A judge is partially granting a motion by Coinbase that would force the U.S. Securities and Exchange Commission (SEC) to produce critical documents.
Last month, Coinbase filed the motion to procure the documents related to its previous communication with crypto issuers because they believe the regulatory body’s enforcement actions have been inconsistent.
The SEC first sued Coinbase in June 2023, alleging that the top US-based crypto exchange violated several securities laws, including selling unregistered securities.
About a year later, Coinbase filed a countersuit, claiming the SEC is attempting to cripple the digital assets industry by operating outside of its jurisdiction.
Earlier this week, Coinbase chief legal officer Paul Grewal noted that the judge in the case both partially granted and denied the crypto exchange’s motion to compel the SEC to produce key documents, citing the regulator’s recent case against Ripple Labs.

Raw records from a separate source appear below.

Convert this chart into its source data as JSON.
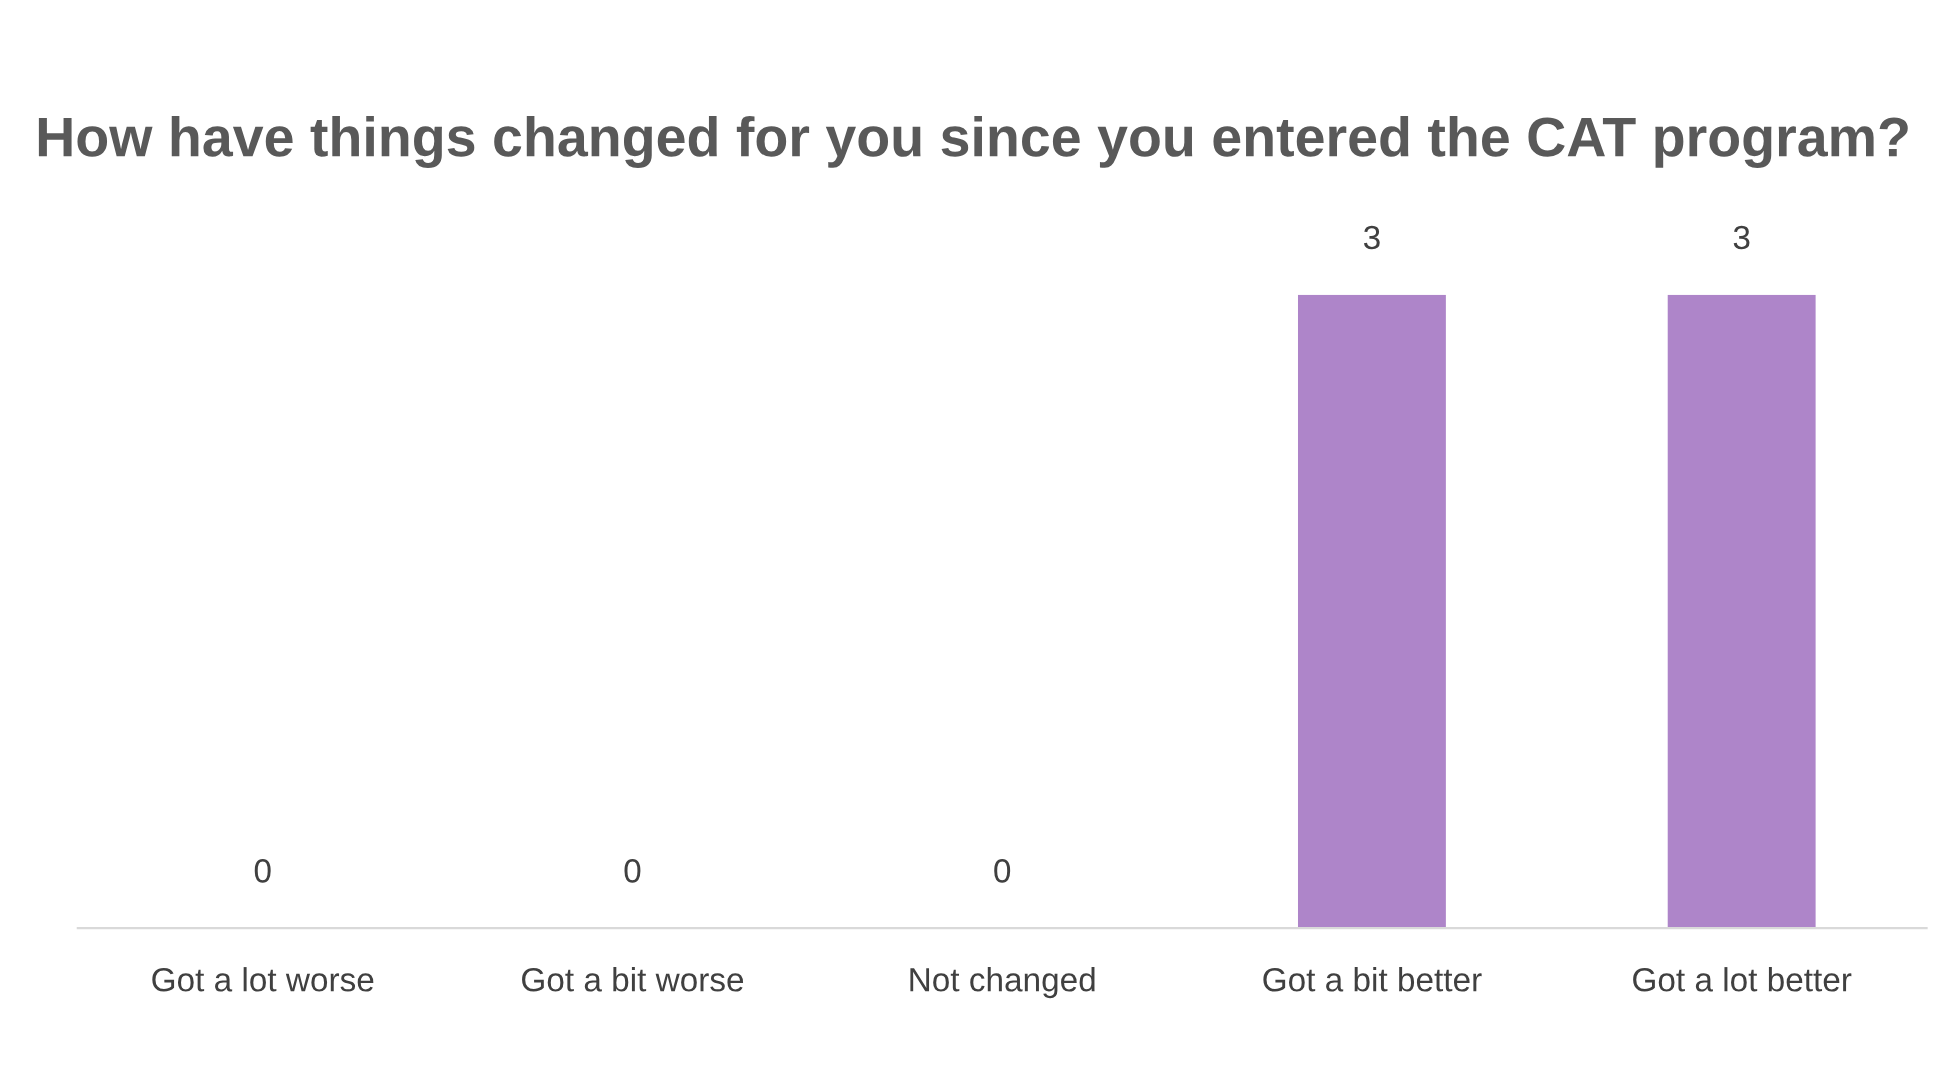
{
  "chart_data": {
    "type": "bar",
    "title": "How have things changed for you since you entered the CAT program?",
    "categories": [
      "Got a lot worse",
      "Got a bit worse",
      "Not changed",
      "Got a bit better",
      "Got a lot better"
    ],
    "values": [
      0,
      0,
      0,
      3,
      3
    ],
    "color": "#ae85c9",
    "data_labels": true,
    "grid": false,
    "legend": false
  }
}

“As [the Judge] noted, in allowing analogous discovery in the Ripple litigation, this quantum of discovery is reasonable for an incredibly high stakes, high-value litigation.”
The judge granted Coinbase’s request, albeit on a limited basis, according to court transcripts.
“I am granting that motion to compel production or logging of this information subject to the provisos I’ve just described; limits on custodians, limits on the production of purely intra-agency communications, and an expectation that the parties can agree on a limited number of search terms to run through the accounts of a limited number of the limited number of custodians.”
In a thread on the social media platform X, Grewal thanks the court for ordering the SEC to procure evidence.
“Today Judge Failla ruled from the bench on our motion to compel SEC to provide key information for the defense of our case. In short, the Court ordered the SEC to produce important discovery…We thank the Court for its careful consideration.”